• Trading was slow due to the Jewish Holiday
  • Prices drifted lower anticipating a decision on interest rates on Thursday
  • Oil was down, and some oil stocks are trading for pennies on the dollar
  • waiting_for_yellen

    The Federal Reserve decision on whether to raise interest rates by .25% happens Thursday afternoon on the East Coast. Meanwhile, traders are quietly selling out of speculative issues and raising cash, to be ready for whatever happens.

    Stocks went down to nearly their closing price within the first half-hour of trading, then bounced up-and-down from there all day. On the day the Dow (INDEX:DJI) was down 62.13 or .38% to finish at 16,371, the S&P (INDEX:SPX) was down 8.02 or .41% to finish at 1,953, and the Nasdaq (INDEX:COMP) was down 16.58 or .34% to finish at 4,806.

    Most of the big tech stocks fell about 1%, including Amazon.com (NASDAQ:AMZN), Microsoft (NASDAQ:MSFT), IBM (NYSE:IBM) and Oracle (NYSE:ORCL). An exception was Apple (NASDAQ:AAPL), which finished up almost 1% after telling investors that demand for its new iPhone 6s phones is strong.

    Tesla Gets a Boost

    It wasn’t all bad news. Tesla (NASDAQ:TSLA) rose 1.18%, or $2.95 per share, to finish at $253.19. The move was purely speculative. Most of the news around the stock was bad, about German and Chinese automakers gunning for it, and Google (NASDAQ:GOOGL) (NASDAQ:GOOG) hiring a former Audi executive, Jeff Krafcik, to run its self-driving car efforts. Krafcik’s most recent job was at TrueCar, a Web site that claims to find accurate prices on used cars.

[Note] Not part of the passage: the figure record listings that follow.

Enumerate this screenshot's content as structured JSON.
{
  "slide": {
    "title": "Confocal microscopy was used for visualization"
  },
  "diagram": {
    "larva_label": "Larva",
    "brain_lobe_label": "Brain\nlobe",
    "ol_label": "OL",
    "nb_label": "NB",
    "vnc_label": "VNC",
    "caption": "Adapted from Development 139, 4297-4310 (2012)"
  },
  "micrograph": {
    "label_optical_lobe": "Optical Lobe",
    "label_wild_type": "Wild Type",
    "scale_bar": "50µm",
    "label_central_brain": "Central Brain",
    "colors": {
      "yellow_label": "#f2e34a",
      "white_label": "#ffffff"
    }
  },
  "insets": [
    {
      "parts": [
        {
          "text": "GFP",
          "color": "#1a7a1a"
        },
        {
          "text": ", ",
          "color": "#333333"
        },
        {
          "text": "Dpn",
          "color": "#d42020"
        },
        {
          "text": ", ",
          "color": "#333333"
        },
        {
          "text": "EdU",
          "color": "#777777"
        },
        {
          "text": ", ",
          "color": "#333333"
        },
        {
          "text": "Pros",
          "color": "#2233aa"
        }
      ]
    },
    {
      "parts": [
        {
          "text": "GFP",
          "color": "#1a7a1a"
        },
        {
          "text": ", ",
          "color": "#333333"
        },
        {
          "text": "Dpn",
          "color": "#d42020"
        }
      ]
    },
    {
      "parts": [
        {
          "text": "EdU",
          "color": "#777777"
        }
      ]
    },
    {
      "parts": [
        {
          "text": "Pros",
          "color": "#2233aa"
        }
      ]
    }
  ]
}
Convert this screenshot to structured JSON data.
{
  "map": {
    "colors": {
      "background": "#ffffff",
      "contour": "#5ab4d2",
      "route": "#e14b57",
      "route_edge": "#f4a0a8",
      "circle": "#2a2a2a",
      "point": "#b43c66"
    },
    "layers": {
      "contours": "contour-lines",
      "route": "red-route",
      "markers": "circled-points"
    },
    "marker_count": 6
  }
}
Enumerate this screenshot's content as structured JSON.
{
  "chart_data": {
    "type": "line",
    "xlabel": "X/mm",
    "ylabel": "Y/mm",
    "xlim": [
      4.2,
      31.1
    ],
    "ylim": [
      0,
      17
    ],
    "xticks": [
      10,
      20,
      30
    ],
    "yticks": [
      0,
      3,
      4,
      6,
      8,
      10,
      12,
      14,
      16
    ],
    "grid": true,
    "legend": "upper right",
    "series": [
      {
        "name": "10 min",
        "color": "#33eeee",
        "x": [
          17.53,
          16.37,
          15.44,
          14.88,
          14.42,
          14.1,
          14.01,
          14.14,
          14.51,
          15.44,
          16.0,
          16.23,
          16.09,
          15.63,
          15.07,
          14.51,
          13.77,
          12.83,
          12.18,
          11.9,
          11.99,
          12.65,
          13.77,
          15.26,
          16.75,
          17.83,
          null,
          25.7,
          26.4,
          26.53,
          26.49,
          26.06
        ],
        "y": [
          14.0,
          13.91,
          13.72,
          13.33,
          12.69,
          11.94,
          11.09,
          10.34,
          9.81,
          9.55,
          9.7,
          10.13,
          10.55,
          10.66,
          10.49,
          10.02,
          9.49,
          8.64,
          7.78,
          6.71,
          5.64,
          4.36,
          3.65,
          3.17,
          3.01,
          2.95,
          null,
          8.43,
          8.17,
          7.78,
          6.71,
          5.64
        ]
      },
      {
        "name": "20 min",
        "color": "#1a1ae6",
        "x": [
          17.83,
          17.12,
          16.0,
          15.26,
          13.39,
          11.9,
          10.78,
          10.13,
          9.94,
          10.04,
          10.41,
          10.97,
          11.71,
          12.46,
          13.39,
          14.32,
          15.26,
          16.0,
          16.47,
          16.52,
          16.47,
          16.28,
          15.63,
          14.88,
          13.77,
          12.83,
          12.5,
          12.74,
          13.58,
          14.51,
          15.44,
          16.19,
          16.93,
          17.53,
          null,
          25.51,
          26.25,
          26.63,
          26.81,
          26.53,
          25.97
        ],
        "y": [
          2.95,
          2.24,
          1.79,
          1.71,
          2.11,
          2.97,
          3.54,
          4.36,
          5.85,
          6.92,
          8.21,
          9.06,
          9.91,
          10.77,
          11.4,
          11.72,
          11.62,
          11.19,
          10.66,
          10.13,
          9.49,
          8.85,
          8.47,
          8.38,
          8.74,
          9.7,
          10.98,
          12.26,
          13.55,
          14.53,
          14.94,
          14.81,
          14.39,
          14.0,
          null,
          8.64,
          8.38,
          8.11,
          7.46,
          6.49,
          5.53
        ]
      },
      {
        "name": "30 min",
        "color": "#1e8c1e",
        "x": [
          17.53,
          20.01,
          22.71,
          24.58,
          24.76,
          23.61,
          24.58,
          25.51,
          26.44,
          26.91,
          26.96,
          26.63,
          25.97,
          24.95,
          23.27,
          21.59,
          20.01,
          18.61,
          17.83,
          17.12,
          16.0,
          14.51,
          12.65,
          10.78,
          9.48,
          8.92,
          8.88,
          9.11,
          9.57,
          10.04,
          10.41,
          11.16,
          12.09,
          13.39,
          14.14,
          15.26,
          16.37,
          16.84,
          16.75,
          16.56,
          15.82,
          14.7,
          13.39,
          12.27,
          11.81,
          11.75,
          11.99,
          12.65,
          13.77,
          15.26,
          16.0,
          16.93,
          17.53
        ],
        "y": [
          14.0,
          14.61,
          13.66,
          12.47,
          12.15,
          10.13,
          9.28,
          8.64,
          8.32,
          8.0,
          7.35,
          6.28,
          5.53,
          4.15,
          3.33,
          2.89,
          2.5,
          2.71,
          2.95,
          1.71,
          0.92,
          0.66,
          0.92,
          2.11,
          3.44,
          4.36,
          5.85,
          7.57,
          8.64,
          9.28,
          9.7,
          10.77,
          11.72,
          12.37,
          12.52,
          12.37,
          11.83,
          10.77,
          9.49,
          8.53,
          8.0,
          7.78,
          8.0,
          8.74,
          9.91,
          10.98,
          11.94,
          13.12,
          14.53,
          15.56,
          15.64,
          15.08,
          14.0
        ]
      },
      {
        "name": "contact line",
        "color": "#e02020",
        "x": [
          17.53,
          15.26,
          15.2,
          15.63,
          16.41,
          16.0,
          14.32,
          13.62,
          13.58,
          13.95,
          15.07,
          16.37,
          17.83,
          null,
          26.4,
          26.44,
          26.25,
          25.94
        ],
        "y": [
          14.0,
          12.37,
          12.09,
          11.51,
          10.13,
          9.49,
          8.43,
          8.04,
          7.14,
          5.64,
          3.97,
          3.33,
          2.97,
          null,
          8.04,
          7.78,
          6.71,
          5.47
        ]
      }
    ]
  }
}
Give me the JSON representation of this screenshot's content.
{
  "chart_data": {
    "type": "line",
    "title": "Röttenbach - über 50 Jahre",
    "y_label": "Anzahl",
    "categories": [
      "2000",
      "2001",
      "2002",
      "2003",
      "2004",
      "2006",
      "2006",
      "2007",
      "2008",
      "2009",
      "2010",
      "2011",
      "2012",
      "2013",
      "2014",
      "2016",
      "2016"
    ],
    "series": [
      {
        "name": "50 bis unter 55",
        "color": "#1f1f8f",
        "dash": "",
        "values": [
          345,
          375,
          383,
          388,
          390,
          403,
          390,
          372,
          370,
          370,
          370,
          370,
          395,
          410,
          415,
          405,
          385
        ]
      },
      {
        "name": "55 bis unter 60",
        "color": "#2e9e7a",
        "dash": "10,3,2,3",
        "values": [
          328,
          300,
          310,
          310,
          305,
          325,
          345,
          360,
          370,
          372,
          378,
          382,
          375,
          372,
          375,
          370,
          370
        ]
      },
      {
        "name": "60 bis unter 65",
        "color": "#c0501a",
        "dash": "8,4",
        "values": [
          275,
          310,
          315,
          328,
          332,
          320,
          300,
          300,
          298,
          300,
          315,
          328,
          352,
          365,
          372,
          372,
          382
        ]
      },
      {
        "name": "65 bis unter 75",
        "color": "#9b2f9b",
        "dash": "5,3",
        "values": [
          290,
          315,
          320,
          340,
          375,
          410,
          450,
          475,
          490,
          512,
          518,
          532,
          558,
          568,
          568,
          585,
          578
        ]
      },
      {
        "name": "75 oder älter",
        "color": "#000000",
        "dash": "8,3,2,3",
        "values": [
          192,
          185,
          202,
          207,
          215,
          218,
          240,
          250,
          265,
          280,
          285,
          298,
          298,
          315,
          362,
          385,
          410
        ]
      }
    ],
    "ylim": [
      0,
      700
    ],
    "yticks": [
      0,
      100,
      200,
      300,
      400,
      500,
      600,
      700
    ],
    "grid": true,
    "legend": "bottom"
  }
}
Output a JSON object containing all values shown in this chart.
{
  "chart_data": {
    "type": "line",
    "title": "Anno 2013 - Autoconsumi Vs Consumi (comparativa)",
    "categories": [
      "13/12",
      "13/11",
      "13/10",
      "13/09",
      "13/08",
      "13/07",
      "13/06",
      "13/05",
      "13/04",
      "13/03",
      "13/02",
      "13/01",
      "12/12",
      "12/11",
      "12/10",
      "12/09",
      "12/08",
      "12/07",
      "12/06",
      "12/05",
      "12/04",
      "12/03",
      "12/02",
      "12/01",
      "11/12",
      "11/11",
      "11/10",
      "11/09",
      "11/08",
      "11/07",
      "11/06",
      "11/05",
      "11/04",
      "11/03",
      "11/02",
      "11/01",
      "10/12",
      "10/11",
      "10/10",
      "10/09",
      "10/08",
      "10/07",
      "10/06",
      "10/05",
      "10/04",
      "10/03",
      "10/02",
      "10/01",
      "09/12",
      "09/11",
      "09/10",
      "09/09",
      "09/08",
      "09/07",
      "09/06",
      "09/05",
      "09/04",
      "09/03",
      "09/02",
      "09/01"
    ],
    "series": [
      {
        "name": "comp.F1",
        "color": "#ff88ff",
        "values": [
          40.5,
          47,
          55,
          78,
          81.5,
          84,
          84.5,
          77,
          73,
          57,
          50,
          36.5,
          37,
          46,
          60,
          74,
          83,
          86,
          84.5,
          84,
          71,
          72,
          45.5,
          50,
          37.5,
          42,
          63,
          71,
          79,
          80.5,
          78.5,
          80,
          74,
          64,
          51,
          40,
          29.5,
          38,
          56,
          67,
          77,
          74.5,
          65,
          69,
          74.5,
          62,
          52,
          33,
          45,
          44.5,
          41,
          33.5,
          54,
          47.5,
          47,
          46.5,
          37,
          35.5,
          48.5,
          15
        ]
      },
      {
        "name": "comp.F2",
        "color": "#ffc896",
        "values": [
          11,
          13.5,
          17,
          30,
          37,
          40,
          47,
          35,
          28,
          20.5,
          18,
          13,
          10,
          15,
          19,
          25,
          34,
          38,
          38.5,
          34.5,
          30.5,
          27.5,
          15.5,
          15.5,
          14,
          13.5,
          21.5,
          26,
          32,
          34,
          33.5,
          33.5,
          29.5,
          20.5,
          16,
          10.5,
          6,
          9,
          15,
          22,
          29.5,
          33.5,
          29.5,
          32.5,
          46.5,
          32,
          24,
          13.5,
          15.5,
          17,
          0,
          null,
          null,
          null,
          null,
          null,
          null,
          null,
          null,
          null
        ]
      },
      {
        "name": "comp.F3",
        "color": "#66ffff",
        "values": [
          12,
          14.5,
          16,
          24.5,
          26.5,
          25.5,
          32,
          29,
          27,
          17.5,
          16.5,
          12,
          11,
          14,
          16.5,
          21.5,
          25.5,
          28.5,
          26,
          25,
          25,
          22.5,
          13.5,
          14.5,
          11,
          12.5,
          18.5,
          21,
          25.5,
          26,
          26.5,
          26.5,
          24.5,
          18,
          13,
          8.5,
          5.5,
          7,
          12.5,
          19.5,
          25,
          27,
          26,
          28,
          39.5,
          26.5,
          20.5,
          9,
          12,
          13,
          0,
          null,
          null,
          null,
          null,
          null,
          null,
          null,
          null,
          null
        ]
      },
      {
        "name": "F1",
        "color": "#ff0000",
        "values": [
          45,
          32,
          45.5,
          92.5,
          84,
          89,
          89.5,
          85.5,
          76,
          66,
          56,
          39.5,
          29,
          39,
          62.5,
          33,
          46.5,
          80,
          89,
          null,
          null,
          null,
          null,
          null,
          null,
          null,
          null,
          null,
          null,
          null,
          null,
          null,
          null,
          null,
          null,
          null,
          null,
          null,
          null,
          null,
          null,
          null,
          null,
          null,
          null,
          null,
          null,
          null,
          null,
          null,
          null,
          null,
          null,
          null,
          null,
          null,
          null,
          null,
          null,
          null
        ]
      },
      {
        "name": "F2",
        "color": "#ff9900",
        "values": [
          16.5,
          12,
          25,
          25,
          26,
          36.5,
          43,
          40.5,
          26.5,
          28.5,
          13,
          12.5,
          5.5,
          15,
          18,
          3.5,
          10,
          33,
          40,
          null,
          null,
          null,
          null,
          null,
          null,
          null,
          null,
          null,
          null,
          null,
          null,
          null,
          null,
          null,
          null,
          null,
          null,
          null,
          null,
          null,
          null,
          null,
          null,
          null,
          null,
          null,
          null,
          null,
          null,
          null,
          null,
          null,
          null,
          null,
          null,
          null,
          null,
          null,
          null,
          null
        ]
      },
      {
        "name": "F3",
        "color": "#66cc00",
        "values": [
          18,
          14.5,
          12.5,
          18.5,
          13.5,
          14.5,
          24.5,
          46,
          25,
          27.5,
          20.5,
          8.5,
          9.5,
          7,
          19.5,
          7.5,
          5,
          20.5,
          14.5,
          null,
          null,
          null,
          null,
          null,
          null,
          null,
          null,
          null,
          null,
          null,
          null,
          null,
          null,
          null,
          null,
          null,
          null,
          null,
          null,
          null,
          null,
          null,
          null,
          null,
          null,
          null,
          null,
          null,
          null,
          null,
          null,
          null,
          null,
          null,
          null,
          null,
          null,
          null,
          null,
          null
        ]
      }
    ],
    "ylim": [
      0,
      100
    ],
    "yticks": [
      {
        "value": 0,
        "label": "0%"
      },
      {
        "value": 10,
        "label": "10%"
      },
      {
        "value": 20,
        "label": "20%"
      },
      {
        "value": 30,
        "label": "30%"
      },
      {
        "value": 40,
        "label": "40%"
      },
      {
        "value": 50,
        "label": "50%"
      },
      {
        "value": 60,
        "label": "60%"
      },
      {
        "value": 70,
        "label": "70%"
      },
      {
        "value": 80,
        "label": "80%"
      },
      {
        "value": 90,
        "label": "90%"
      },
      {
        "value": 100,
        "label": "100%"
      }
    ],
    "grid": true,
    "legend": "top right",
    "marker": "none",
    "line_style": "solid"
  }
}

    The only theory that makes sense, other than the Los Angeles cops buying some Tesla police cars, is that the moves by rivals, taken together, represent validation for the ideas of electric and self-driving vehicles, and an acknowledgement that Tesla now leads in the former category.

    Currencies and Oil

    The dollar mostly drifted, losing .14% against the Euro, .34% against the Japanese Yen, .02% against the British pound and even .06% against the Canadian dollar.